Fig. 13 is a transmission electron microscope image of assembly time of 1h and 72h of the gold nanoparticle assembly prepared in example 7 at ph=4. Because in acidic media, the protonated silanol preferentially condenses with the least acidic silanol end-groups, silanes tend to be less branched and more linear polymeric assembled; on the other hand, under neutral or basic conditions, deprotonated silanol attacks more acidic silanol groups, forming branches and polymerizing a tighter package. Thus, by adjusting the assembly time in the ph=4 assembly environment, gold nanoparticles can be induced to assemble into assemblies of different aggregation degrees. From the figures it can be derived that: when assembled for 1h at ph=4, the assembly assumes a tightly aggregated state; when assembled for 72h at ph=4, the assembly assumed a loose aggregation state.
Fig. 16 is a graph showing the trend of the hydrated particle size change of the gold nanoparticle assembly prepared in example 7 assembled for different times at ph=4. From the figures it can be derived that: under acidic conditions, the assembly particle size becomes smaller as the assembly proceeds, and at ph=4, the hydration particle size decreases from-128 nm for assembly 1h to-70 nm for assembly 72 h.
Fig. 17 is an ultraviolet-visible light absorption spectrum of the gold nanoparticle assembly prepared in example 7 assembled for different times at ph=4. From the figures it can be derived that: at ph=4, as the assembly proceeds, the absorption value of the assembly decreases, consistent with the trend of the particle size change of the assembly.
Fig. 18 is an emission spectrum graph (near infrared two-zone detector test) of the gold nanoparticle assembly prepared in example 7 assembled at ph=4 for different times. The test instrument is a Chronos DFD transient spectrometer ISS, and the detection wavelength is 900-1700nm.
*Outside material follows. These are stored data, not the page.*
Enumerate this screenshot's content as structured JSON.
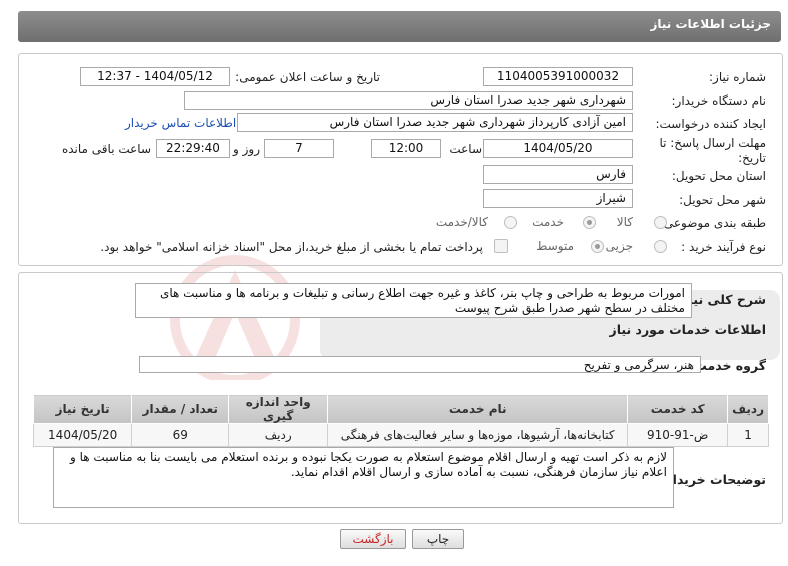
{
  "header": {
    "title": "جزئیات اطلاعات نیاز"
  },
  "form": {
    "need_number_label": "شماره نیاز:",
    "need_number": "1104005391000032",
    "announce_label": "تاریخ و ساعت اعلان عمومی:",
    "announce_value": "1404/05/12 - 12:37",
    "buyer_org_label": "نام دستگاه خریدار:",
    "buyer_org": "شهرداری شهر جدید صدرا استان فارس",
    "creator_label": "ایجاد کننده درخواست:",
    "creator": "امین آزادی کارپرداز شهرداری شهر جدید صدرا استان فارس",
    "contact_link": "اطلاعات تماس خریدار",
    "deadline_label": "مهلت ارسال پاسخ: تا تاریخ:",
    "deadline_date": "1404/05/20",
    "time_label": "ساعت",
    "deadline_time": "12:00",
    "days_value": "7",
    "days_label": "روز و",
    "remaining_time": "22:29:40",
    "remaining_label": "ساعت باقی مانده",
    "province_label": "استان محل تحویل:",
    "province": "فارس",
    "city_label": "شهر محل تحویل:",
    "city": "شیراز",
    "category_label": "طبقه بندی موضوعی:",
    "category_options": [
      "کالا",
      "خدمت",
      "کالا/خدمت"
    ],
    "category_selected": "خدمت",
    "process_label": "نوع فرآیند خرید :",
    "process_options": [
      "جزیی",
      "متوسط"
    ],
    "process_selected": "متوسط",
    "payment_note": "پرداخت تمام یا بخشی از مبلغ خرید،از محل \"اسناد خزانه اسلامی\" خواهد بود."
  },
  "summary": {
    "label": "شرح کلی نیاز:",
    "text": "امورات مربوط به طراحی و چاپ بنر، کاغذ و غیره جهت اطلاع رسانی و تبلیغات و برنامه ها و مناسبت های مختلف در سطح شهر صدرا طبق شرح پیوست"
  },
  "services": {
    "section_title": "اطلاعات خدمات مورد نیاز",
    "group_label": "گروه خدمت:",
    "group_value": "هنر، سرگرمی و تفریح",
    "columns": [
      "ردیف",
      "کد خدمت",
      "نام خدمت",
      "واحد اندازه گیری",
      "تعداد / مقدار",
      "تاریخ نیاز"
    ],
    "rows": [
      [
        "1",
        "ض-91-910",
        "کتابخانه‌ها، آرشیوها، موزه‌ها و سایر فعالیت‌های فرهنگی",
        "ردیف",
        "69",
        "1404/05/20"
      ]
    ]
  },
  "notes": {
    "label": "توضیحات خریدار:",
    "text": "لازم به ذکر است تهیه و ارسال اقلام موضوع استعلام به صورت یکجا نبوده و برنده استعلام می بایست بنا به مناسبت ها و اعلام نیاز سازمان فرهنگی، نسبت به آماده سازی و ارسال اقلام اقدام نماید."
  },
  "buttons": {
    "print": "چاپ",
    "back": "بازگشت"
  },
  "colors": {
    "header_bg": "#7e7e7e",
    "link": "#1a4fb5",
    "back_text": "#c62828"
  }
}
From the figures it can be derived that: under an acidic condition, as the assembly proceeds, the maximum fluorescence emission wavelength of the assembly gradually shifts from the near infrared second region (1055 nm) to the near infrared first region (800 nm), and by combining fig. 12, 13 and 16, it can be presumed that the fluorescence emission wavelength shifts to the near infrared second region in red when the assembly presents a tightly aggregated situation; when the assembly is in a loose aggregation state, the fluorescence emission wavelength is blue shifted to the near infrared region, and the fluorescence intensity is enhanced.
Example 8
The gold nanoparticles before assembly were prepared according to the procedure of example 1, after the reaction in the organic solvent was completed, the reaction stock solution was transferred to a round bottom flask, and the organic solvent was removed by spin-steaming at 20 ℃ for 10min. 30mL of water was added, the reaction was transferred from the organic phase to the aqueous phase, and the gold nanomaterial self-assembled in the aqueous phase. Then filtered through a 0.22um disposable needle filter. After the filtration is completed, adding 8uL of 1M hydrochloric acid solution, adjusting the pH value of the aqueous solution to be=4, respectively assembling for 1h and 72h, ultrafiltering and centrifuging to concentrate a sample, wherein the ultrafiltering and centrifuging temperature is 20 ℃, the ultrafiltering and centrifuging speed is 3750rpm, and the ultrafiltering and centrifuging time is 10min; the membrane pore size of the ultrafiltration tube was 10kDa. The concentrated samples were dropped drop by drop on tinfoil, dried, and the assembly was analyzed for Au (I) and Au (0) content at different assembly times using X-ray photoelectron spectroscopy (XPS) using Thermo Scientific K-alpha+.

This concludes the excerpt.